Ein Blick in die Geschichtsbücher hilft

Weite Teile des Meinungsspektrums der AfD fanden sich früher in CDU und CSU wieder. Der völkisch-nationalistische Rest ging zur NPD, die übrigens in Westdeutschland am Ende der ersten Großen Koalition 1969 in mehreren Landtagen saß und mit 4,3 Prozent der Zweitstimmen beinahe den Einzug in den Bundestag geschafft hätte, während die Union 46,1 Prozent der Stimmen auf sich vereinigte. Heute behandelt man Erika Steinbach, mit schrillen Äußerungen um kein Skandälchen verlegen, geradezu als unappetitlichen Ausrutscher einer sozialdemokratisierten Union, der mit ihrem Weggang nun auch getilgt worden ist. Das ist eine vielleicht weltanschaulich folgerichtige, aber historisch völlig verquere Sicht auf die CDU, die auch am (im Sprachgebrauch des progressiv-liberalen Bildungsbürgertums in den letzten Jahren immer weiter gewachsenen) „rechten Rand“ als konservative Catch-them-All-Partei über Jahrzehnte erheblich integrierend gewirkt hat. Auf diese Weise hat sie zur Versöhnung konservativer, Pluralismus-skeptischer Milieus mit einer pluralistischen Demokratie beigetragen, nicht zuletzt, weil sie eine Plattform für ein (vorhandendes) Unbehagen und Hadern mit innergesellschaftlichen wie globalen Veränderungen bot. Das war mit Anbruch der Ära Merkel zunehmend vorbei.
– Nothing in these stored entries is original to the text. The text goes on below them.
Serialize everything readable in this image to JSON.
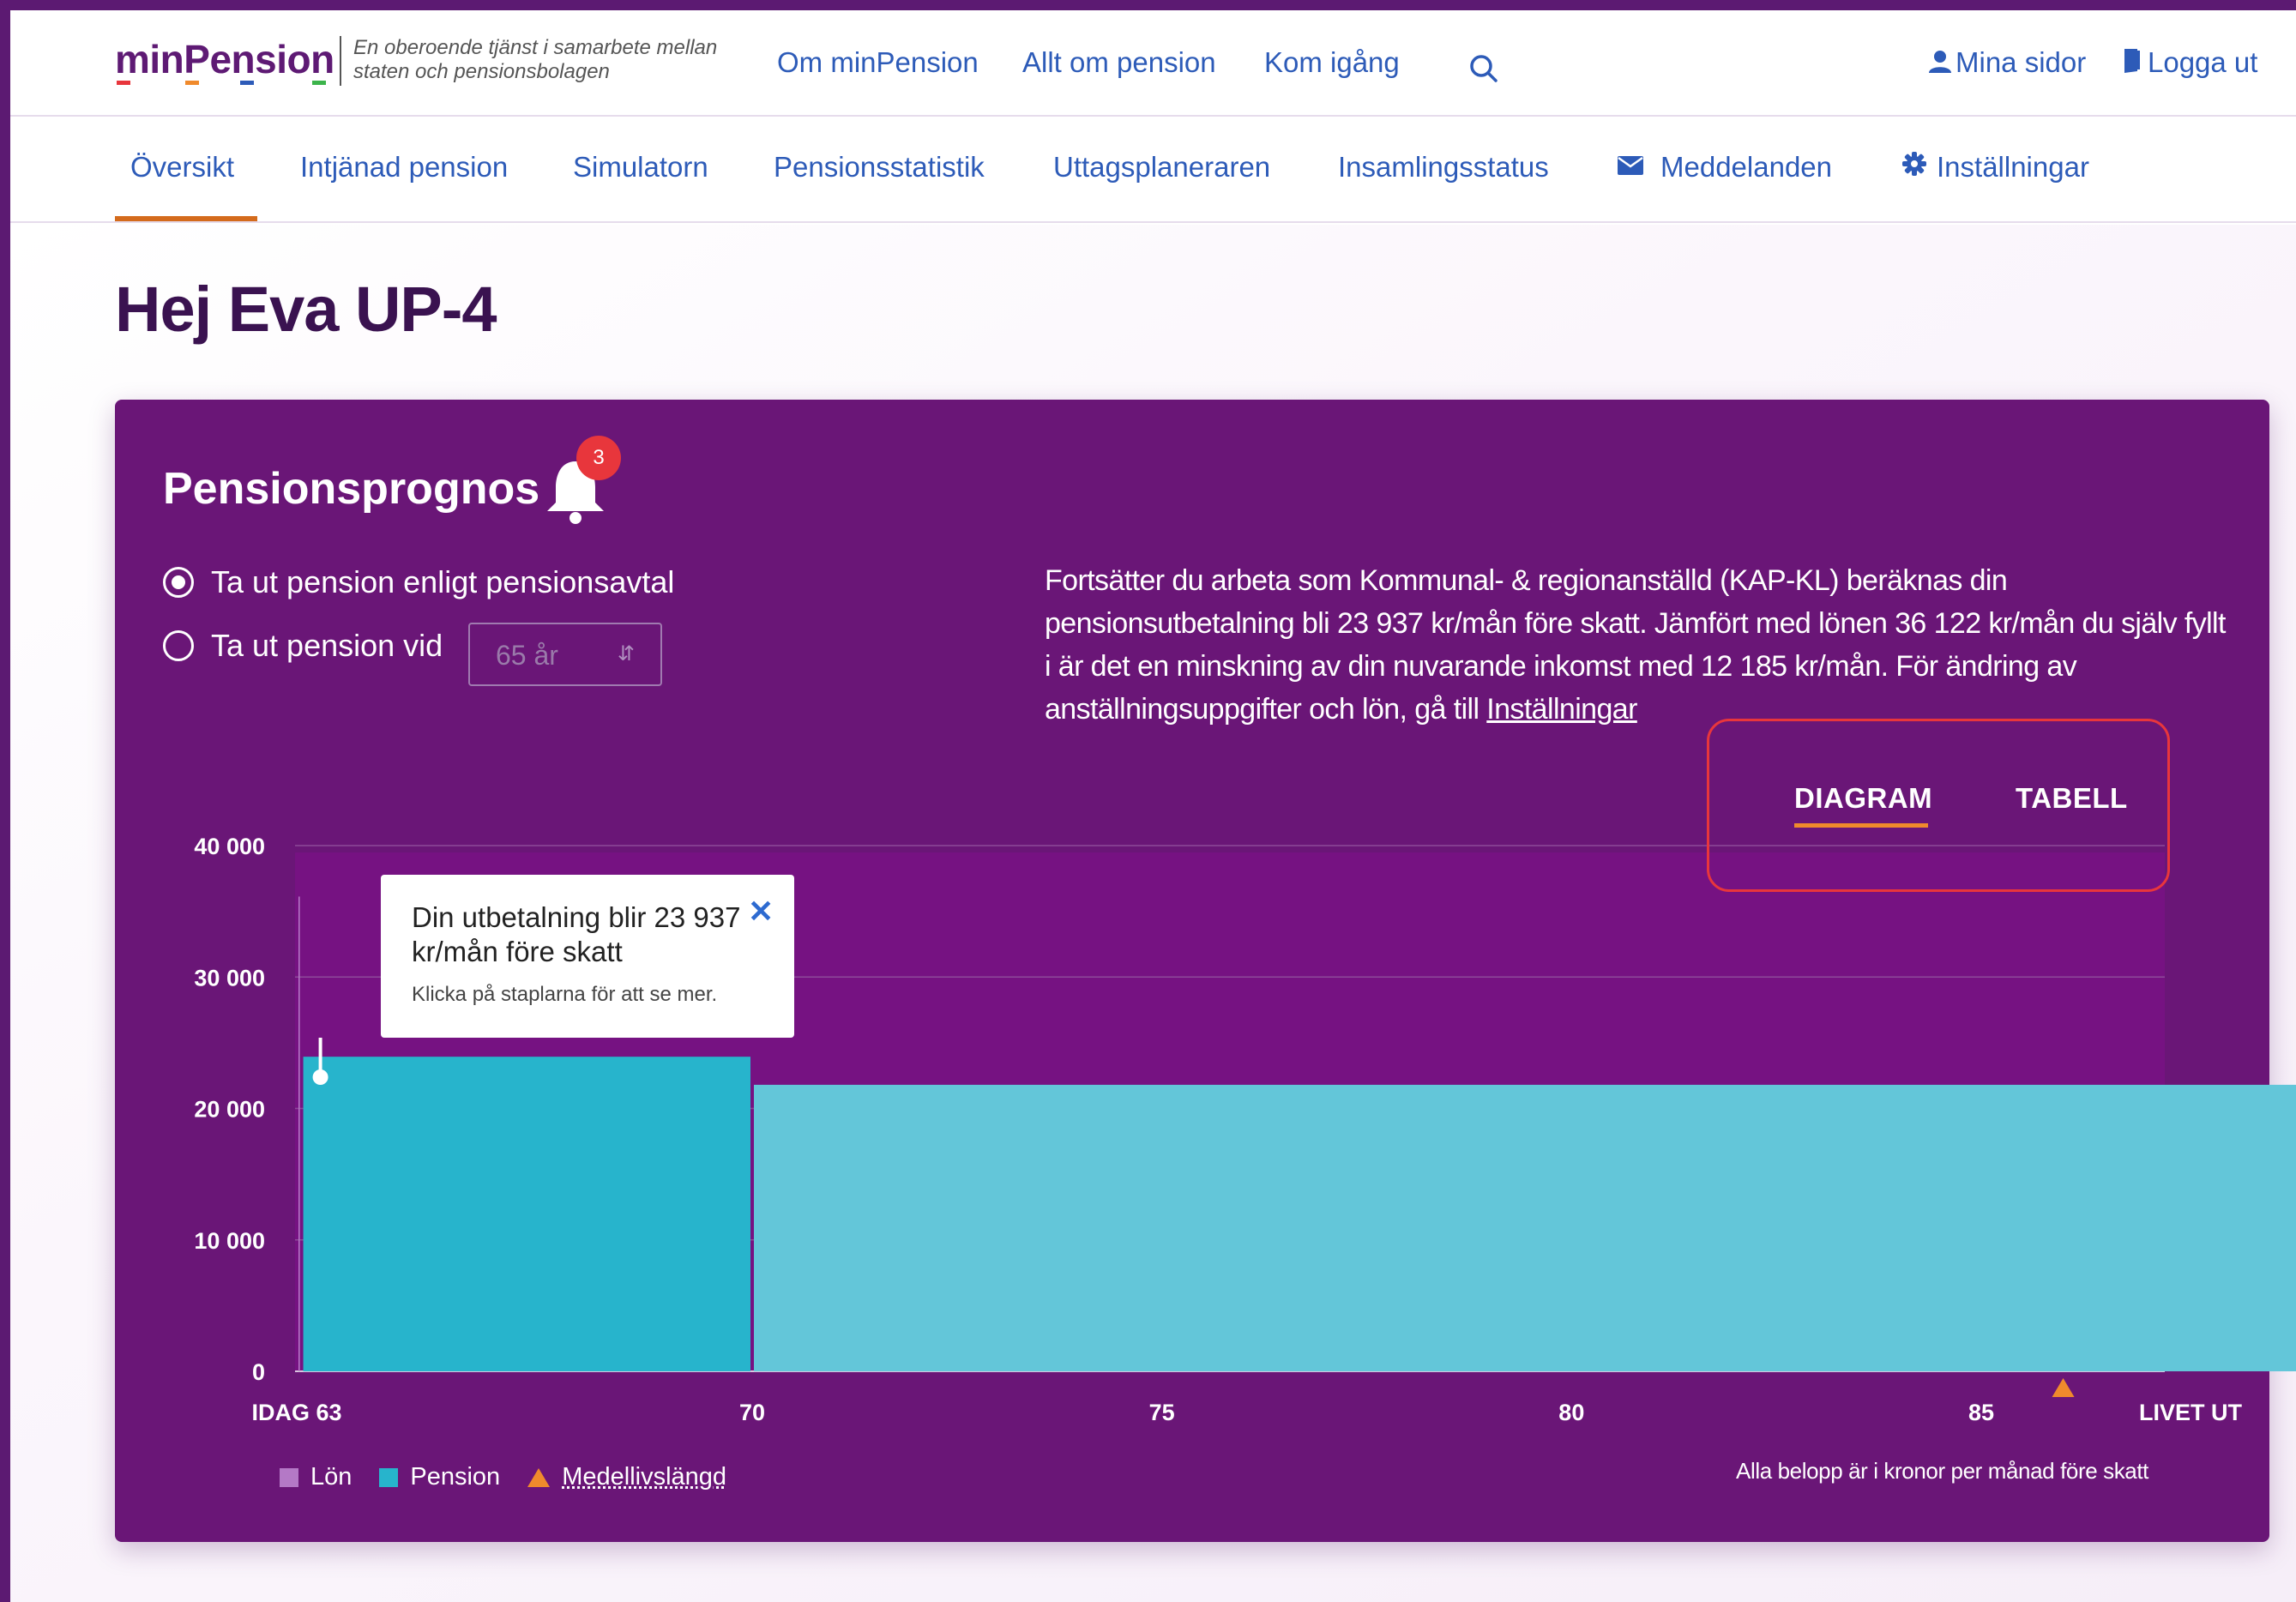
{
  "header": {
    "logo": "minPension",
    "tagline": "En oberoende tjänst i samarbete mellan staten och pensionsbolagen",
    "nav": [
      "Om minPension",
      "Allt om pension",
      "Kom igång"
    ],
    "mina_sidor": "Mina sidor",
    "logga_ut": "Logga ut"
  },
  "subnav": {
    "tabs": [
      "Översikt",
      "Intjänad pension",
      "Simulatorn",
      "Pensionsstatistik",
      "Uttagsplaneraren",
      "Insamlingsstatus",
      "Meddelanden",
      "Inställningar"
    ],
    "active": "Översikt"
  },
  "greeting": "Hej Eva UP-4",
  "card": {
    "title": "Pensionsprognos",
    "notification_count": "3",
    "radio_option_1": "Ta ut pension enligt pensionsavtal",
    "radio_option_2": "Ta ut pension vid",
    "age_select_value": "65 år",
    "description": "Fortsätter du arbeta som Kommunal- & regionanställd (KAP-KL) beräknas din pensionsutbetalning bli 23 937 kr/mån före skatt. Jämfört med lönen 36 122 kr/mån du själv fyllt i är det en minskning av din nuvarande inkomst med 12 185 kr/mån. För ändring av anställningsuppgifter och lön, gå till ",
    "description_link": "Inställningar",
    "view_tabs": {
      "diagram": "DIAGRAM",
      "tabell": "TABELL",
      "active": "DIAGRAM"
    },
    "tooltip": {
      "title": "Din utbetalning blir 23 937 kr/mån före skatt",
      "hint": "Klicka på staplarna för att se mer."
    },
    "legend": {
      "lon": "Lön",
      "pension": "Pension",
      "medellivslangd": "Medellivslängd"
    },
    "footnote": "Alla belopp är i kronor per månad före skatt"
  },
  "colors": {
    "brand_purple": "#6a1677",
    "lon": "#b479c6",
    "pension_1": "#27b4cc",
    "pension_2": "#63c6d9",
    "accent_orange": "#f08a2c",
    "link_blue": "#2d5bb8",
    "badge_red": "#e8363c"
  },
  "chart_data": {
    "type": "bar",
    "x_tick_labels": [
      "IDAG 63",
      "70",
      "75",
      "80",
      "85",
      "LIVET UT"
    ],
    "x_tick_values": [
      63,
      70,
      75,
      80,
      85
    ],
    "y_ticks": [
      0,
      10000,
      20000,
      30000,
      40000
    ],
    "y_tick_labels": [
      "0",
      "10 000",
      "20 000",
      "30 000",
      "40 000"
    ],
    "ylim": [
      0,
      40000
    ],
    "xlim": [
      63,
      90.5
    ],
    "series": [
      {
        "name": "Lön",
        "segments": [
          {
            "from": 63,
            "to": 64.5,
            "value": 36122
          }
        ]
      },
      {
        "name": "Pension",
        "segments": [
          {
            "from": 64.5,
            "to": 70,
            "value": 23937
          },
          {
            "from": 70,
            "to": 89.3,
            "value": 21800
          }
        ]
      }
    ],
    "medellivslangd_x": 86
  }
}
Der Erfolg der AfD ist auch ein Stück weit darauf zurückzuführen.

Jetzt kann man als nächstes über die „Ossis“ schimpfen, aber ein geographisch geweiteter Blick relativiert und ordnet auch hier den Erfolg der AfD in einen breiten Trend zu rechtskonservativen und -populistischen Parteien in vielen postsozialistischen Gesellschaften Mittel- und Osteuropas ein, was wir allzuleicht und besoffen an unserer eigenen progressivistischen Liberalität übersehen und rundweg aburteilen, ohne aber verstehen zu wollen.

Übrigens: Das Niederschreien auf diesem Niveau hat auch jenen nichts gebracht, die seit der Wende über die „SED-Nachfolger“ und „Kommunisten“ der PDS im Bundestag zeterten und auch heute noch auf dieses Motiv zurückgreifen. Heute sitzt die Linke mit 9,2 Prozent im Bundestag. Gebracht hat es also wenig.

Erst nach Fragen, dann nach Antworten suchen

Überhaupt sieht Ursachenforschung anders aus. Warum also wählt(e) man AfD (und entschied sich gegen andere Parteien), was bot sie auf dem Meinungsmarkt an und was stellte sie (durch wen und was auch immer) dar, was bei anderen Parteien scheinbar nicht zu finden war? Wo liegen die tieferen Ursachen, wo die äußeren Anlässe? Das sind Fragen, die man sich stellen muss. Und es wird Antworten geben, die nicht jedem gefallen werden.